Lesson 10

Dear Fatty,

 

Thank you for your tenth message. Welcome back from summer vacation! My comments and corrections follow.

Sincerely,

 Dear Professor Susan Garreis,

 

  It is a long time since we last contacted with each other

  I came back to China during the summer vacation for three weeks. I met a lot of friends of the University. We have not changed. We went to sing ,went to dinner and a drink. We are very happy.

 

>I'm so glad you could return home for a nice, long visit.

>SZU is a large university, with twenty-eight thousand undergraduates.

 

Shenzhen University saw a lot of change.

 

A stadium has been built.

 

The incoming are blessed. The summer vacation people are few and the plant were lush. 

 

>My undergraduate college has changed a lot, too. Some of the changes I wish had been there for me. Some I do not. Colleges and universities always change over time. This is my undergraduate university: Notre Dame of Maryland University -http://www.ndm.edu/student-life/. It is a much bigger school now. When I went there it was a small undergraduate women's college. Now it is co-ed (men and women). It has graduate students, too.

 

I miss my youth. 

>I assure you that you have a long life ahead of you. Always look forward. There is always an opportunity to do things well in the future. Even at my age (sixty-eight) there is a chance to learn or do something new.

 

I'm very regretful. During college I was always playing games.

 

>Sometimes we do not take advantage of the opportunities in front of us. So we pick up our feet, continue walking forward one step at a time and resolve to do better the next time.

 

>Here is a story we tell in the US:

>Young one: Old One, I wish I were as wise as you. How did you get so wise?

>Old one: I learned through experience.

>Young one: How did you get experience?

>Old one: Through bad judgment.

 

>The moral of that story is that all of us can learn from our mistakes. In the end we can have a better life.

 

 I have a very good relationship with the boys but hardly ever intersection with the girls. This is my most regrettable thing.

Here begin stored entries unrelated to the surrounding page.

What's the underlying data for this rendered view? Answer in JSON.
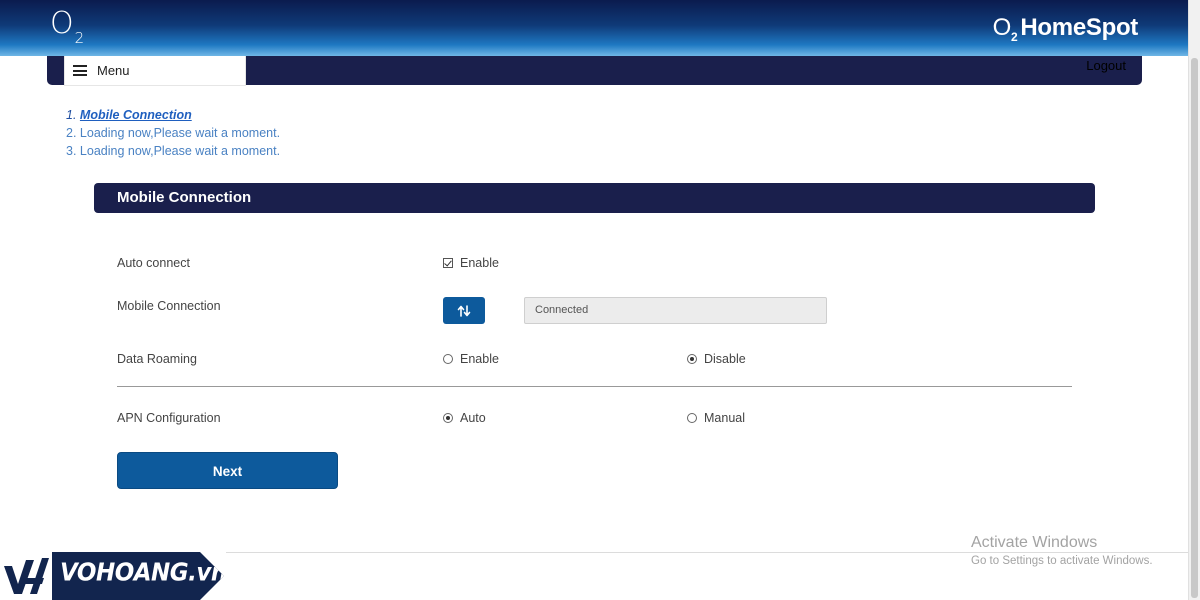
{
  "header": {
    "logo_left": "O",
    "logo_left_sub": "2",
    "logo_right_o": "O",
    "logo_right_sub": "2",
    "logo_right_text": "HomeSpot"
  },
  "navbar": {
    "menu_label": "Menu",
    "logout_label": "Logout"
  },
  "steps": [
    {
      "number": "1.",
      "label": "Mobile Connection",
      "active": true
    },
    {
      "number": "2.",
      "label": "Loading now,Please wait a moment.",
      "active": false
    },
    {
      "number": "3.",
      "label": "Loading now,Please wait a moment.",
      "active": false
    }
  ],
  "section": {
    "title": "Mobile Connection"
  },
  "form": {
    "auto_connect": {
      "label": "Auto connect",
      "option": "Enable",
      "checked": true
    },
    "mobile_connection": {
      "label": "Mobile Connection",
      "button_icon": "swap-vertical-icon",
      "status": "Connected"
    },
    "data_roaming": {
      "label": "Data Roaming",
      "options": [
        "Enable",
        "Disable"
      ],
      "selected": "Disable"
    },
    "apn_configuration": {
      "label": "APN Configuration",
      "options": [
        "Auto",
        "Manual"
      ],
      "selected": "Auto"
    }
  },
  "actions": {
    "next_label": "Next"
  },
  "watermark": {
    "title": "Activate Windows",
    "subtitle": "Go to Settings to activate Windows."
  },
  "brand": {
    "text": "VOHOANG.vn"
  },
  "colors": {
    "navy": "#1a1f4c",
    "button_blue": "#0d5a9c",
    "link_blue": "#4a82c3"
  }
}
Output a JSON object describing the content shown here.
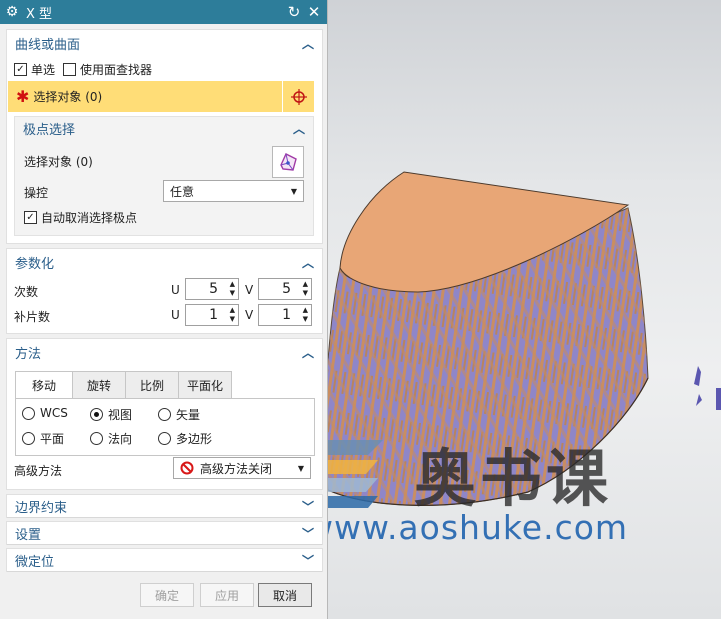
{
  "dialog": {
    "title": "X 型",
    "icons": {
      "settings": "gear-icon",
      "reset": "reset-icon",
      "close": "close-icon"
    }
  },
  "curve_section": {
    "title": "曲线或曲面",
    "single_select_label": "单选",
    "single_select_checked": true,
    "face_finder_label": "使用面查找器",
    "face_finder_checked": false,
    "select_object_label": "选择对象 (0)",
    "pole_select": {
      "title": "极点选择",
      "select_object_label": "选择对象 (0)",
      "manipulate_label": "操控",
      "manipulate_value": "任意",
      "auto_deselect_label": "自动取消选择极点",
      "auto_deselect_checked": true
    }
  },
  "param_section": {
    "title": "参数化",
    "degree_label": "次数",
    "patches_label": "补片数",
    "u_label": "U",
    "v_label": "V",
    "degree_u": "5",
    "degree_v": "5",
    "patches_u": "1",
    "patches_v": "1"
  },
  "method_section": {
    "title": "方法",
    "tabs": [
      "移动",
      "旋转",
      "比例",
      "平面化"
    ],
    "active_tab": "移动",
    "radios": [
      "WCS",
      "视图",
      "矢量",
      "平面",
      "法向",
      "多边形"
    ],
    "selected_radio": "视图",
    "advanced_label": "高级方法",
    "advanced_value": "高级方法关闭"
  },
  "collapsed_sections": [
    "边界约束",
    "设置",
    "微定位"
  ],
  "buttons": {
    "ok": "确定",
    "apply": "应用",
    "cancel": "取消"
  },
  "watermark": {
    "brand": "奥书课",
    "url": "www.aoshuke.com"
  },
  "colors": {
    "titlebar": "#2d7d9a",
    "highlight": "#ffdd77",
    "header_text": "#2a5e8a",
    "surface_top": "#e8a676",
    "surface_stripes": "#7f7ab8"
  }
}
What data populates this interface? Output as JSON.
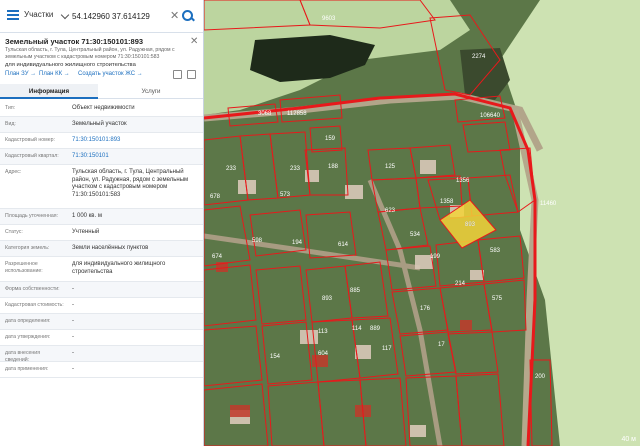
{
  "search": {
    "layer": "Участки",
    "query": "54.142960 37.614129"
  },
  "card": {
    "title": "Земельный участок 71:30:150101:893",
    "address_sub": "Тульская область, г. Тула, Центральный район, ул. Радужная, рядом с земельным участком с кадастровым номером 71:30:150101:583",
    "purpose_line": "для индивидуального жилищного строительства",
    "links": {
      "plan_zu": "План ЗУ →",
      "plan_kk": "План КК →",
      "create_zs": "Создать участок ЖС →"
    }
  },
  "tabs": {
    "info": "Информация",
    "services": "Услуги"
  },
  "props": [
    {
      "k": "Тип:",
      "v": "Объект недвижимости"
    },
    {
      "k": "Вид:",
      "v": "Земельный участок"
    },
    {
      "k": "Кадастровый номер:",
      "v": "71:30:150101:893"
    },
    {
      "k": "Кадастровый квартал:",
      "v": "71:30:150101"
    },
    {
      "k": "Адрес:",
      "v": "Тульская область, г. Тула, Центральный район, ул. Радужная, рядом с земельным участком с кадастровым номером 71:30:150101:583"
    },
    {
      "k": "Площадь уточненная:",
      "v": "1 000 кв. м"
    },
    {
      "k": "Статус:",
      "v": "Учтенный"
    },
    {
      "k": "Категория земель:",
      "v": "Земли населённых пунктов"
    },
    {
      "k": "Разрешенное использование:",
      "v": "для индивидуального жилищного строительства"
    },
    {
      "k": "Форма собственности:",
      "v": "-"
    },
    {
      "k": "Кадастровая стоимость:",
      "v": "-"
    },
    {
      "k": "дата определения:",
      "v": "-"
    },
    {
      "k": "дата утверждения:",
      "v": "-"
    },
    {
      "k": "дата внесения сведений:",
      "v": "-"
    },
    {
      "k": "дата применения:",
      "v": "-"
    }
  ],
  "map": {
    "parcel_labels": [
      "9603",
      "3068",
      "112858",
      "106640",
      "2274",
      "159",
      "233",
      "233",
      "678",
      "573",
      "188",
      "125",
      "1356",
      "1358",
      "623",
      "893",
      "534",
      "199",
      "583",
      "11460",
      "674",
      "614",
      "598",
      "194",
      "893",
      "885",
      "889",
      "114",
      "117",
      "113",
      "604",
      "214",
      "575",
      "176",
      "154",
      "17",
      "200"
    ],
    "scale": "40 м"
  }
}
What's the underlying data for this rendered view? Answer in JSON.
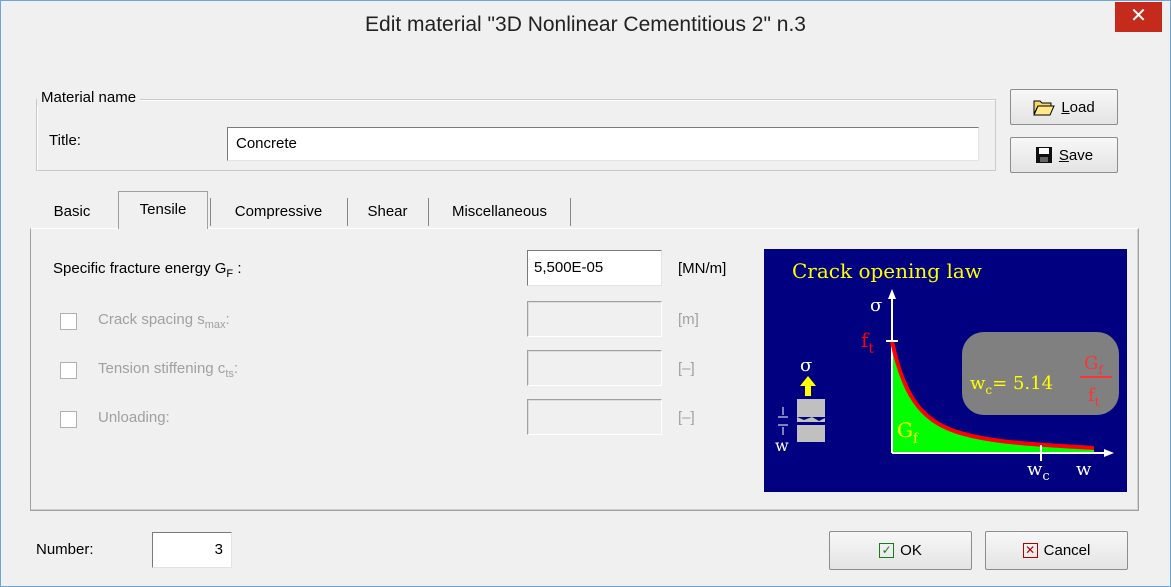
{
  "window": {
    "title": "Edit material  \"3D Nonlinear Cementitious 2\" n.3",
    "close_symbol": "✕"
  },
  "material": {
    "group_label": "Material name",
    "title_label": "Title:",
    "title_value": "Concrete"
  },
  "buttons": {
    "load_label_u": "L",
    "load_label_rest": "oad",
    "save_label_u": "S",
    "save_label_rest": "ave",
    "ok_label": "OK",
    "cancel_label": "Cancel"
  },
  "tabs": [
    {
      "label": "Basic"
    },
    {
      "label": "Tensile"
    },
    {
      "label": "Compressive"
    },
    {
      "label": "Shear"
    },
    {
      "label": "Miscellaneous"
    }
  ],
  "active_tab": "Tensile",
  "tensile": {
    "fracture_label": "Specific fracture energy G",
    "fracture_sub": "F",
    "fracture_colon": " :",
    "fracture_value": "5,500E-05",
    "fracture_unit": "[MN/m]",
    "rows": [
      {
        "label": "Crack spacing s",
        "sub": "max",
        "suffix": ":",
        "unit": "[m]",
        "checked": false
      },
      {
        "label": "Tension stiffening c",
        "sub": "ts",
        "suffix": ":",
        "unit": "[–]",
        "checked": false
      },
      {
        "label": "Unloading:",
        "sub": "",
        "suffix": "",
        "unit": "[–]",
        "checked": false
      }
    ]
  },
  "diagram": {
    "title": "Crack opening law",
    "sigma": "σ",
    "ft": "f",
    "ft_sub": "t",
    "gf": "G",
    "gf_sub": "f",
    "w": "w",
    "wc": "w",
    "wc_sub": "c",
    "formula_lhs": "w",
    "formula_lhs_sub": "c",
    "formula_mid": "= 5.14",
    "formula_num": "G",
    "formula_num_sub": "f",
    "formula_den": "f",
    "formula_den_sub": "t",
    "colors": {
      "background": "#000080",
      "text": "#ffff00",
      "curve": "#ff0000",
      "area": "#00ff00",
      "axes": "#ffffff",
      "bubble": "#808080"
    }
  },
  "footer": {
    "number_label": "Number:",
    "number_value": "3"
  }
}
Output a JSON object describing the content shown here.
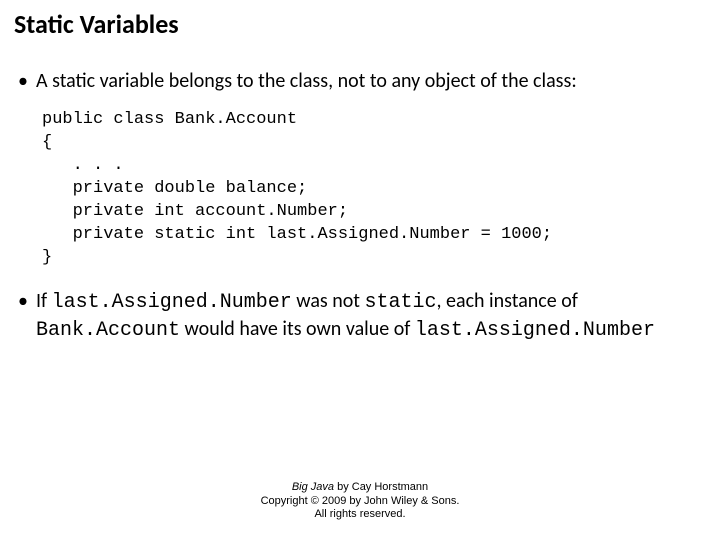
{
  "title": "Static Variables",
  "bullet1": "A static variable belongs to the class, not to any object of the class:",
  "code": {
    "l1": "public class Bank.Account",
    "l2": "{",
    "l3": "   . . .",
    "l4": "   private double balance;",
    "l5": "   private int account.Number;",
    "l6": "   private static int last.Assigned.Number = 1000;",
    "l7": "}"
  },
  "bullet2": {
    "p1": "If ",
    "c1": "last.Assigned.Number",
    "p2": " was not ",
    "c2": "static",
    "p3": ", each instance of ",
    "c3": "Bank.Account",
    "p4": " would have its own value of ",
    "c4": "last.Assigned.Number"
  },
  "footer": {
    "book": "Big Java",
    "author": " by Cay Horstmann",
    "copyright": "Copyright © 2009 by John Wiley & Sons.",
    "rights": "All rights reserved."
  }
}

>There is plenty of time to learn how to relate to women. You are more mature now. You can avoid some of the mistakes a younger person might have made.

 

I came back to my home state, too.

 

>What is the name of your home state?

 

I met a lot of relatives.

 

Everyone cared about me.

 

I felt touched.

 

>That is a good feeling. It is wonderful to be cared about.

 

My mother said I was fatter and I shouldn't eat. Nevertheless, she cooked a lot of delicious food for me.

 

>American mothers do the same thing! It is a dilemma.

>I'm very sure she would have had her feelings hurt if you didn't eat the food!

>Ah, well, learning how to relate to our parents when we are adults is an interesting (and sometime troublesome) process.

 

I feel interesting. Perhaps, when I became a father, I can understand parental love.

>I am sure you will understand much more about your parents if you become a parent yourself. However, parental love is no different from other kinds of love. You want the best for your beloved. You want to help your beloved achieve the best for themselves. You are willing to compromise when necessary. You want to be the best person you can be for your beloved and for yourself. A hard lesson for me to learn is that if I don't love and respect myself, I cannot truly love and respect anyone else.

 

During the return trip, I met my teacher, too. She has bought a house and a car in just a few years' time. Everyone is working hard.

 

>Good for her! That is quite an accomplishment.

 

This is my first time to come back to China since I came to Japan.

 

>It must have been an exciting, and perhaps surprising, return trip.

 

I exchange thoughts with parents. Parents on the side still more relieved.

  Time flies quickly.

 

>I know time flies very quickly.

 

 

When did you meet your best friend?

 

>I keep in frequent touch with three women with whom I went to college. We meet about every six weeks for lunch. I met one of the women fifty-one years ago in high school. We went to the same college. I met the other two women forty-six years ago, when we all entered college together. We have not always been in constant touch. Two of us lived in many different states for more than twenty years. However, the friendships formed in college have stayed strong over the years, even when we couldn't see each other often. Their friendships are very precious to me.

 

>I hope you make friends in Japan. I hope those friends stay with you for a very long time, regardless of where you live.

 

>Are any of your friends from China working or going to school in other countries?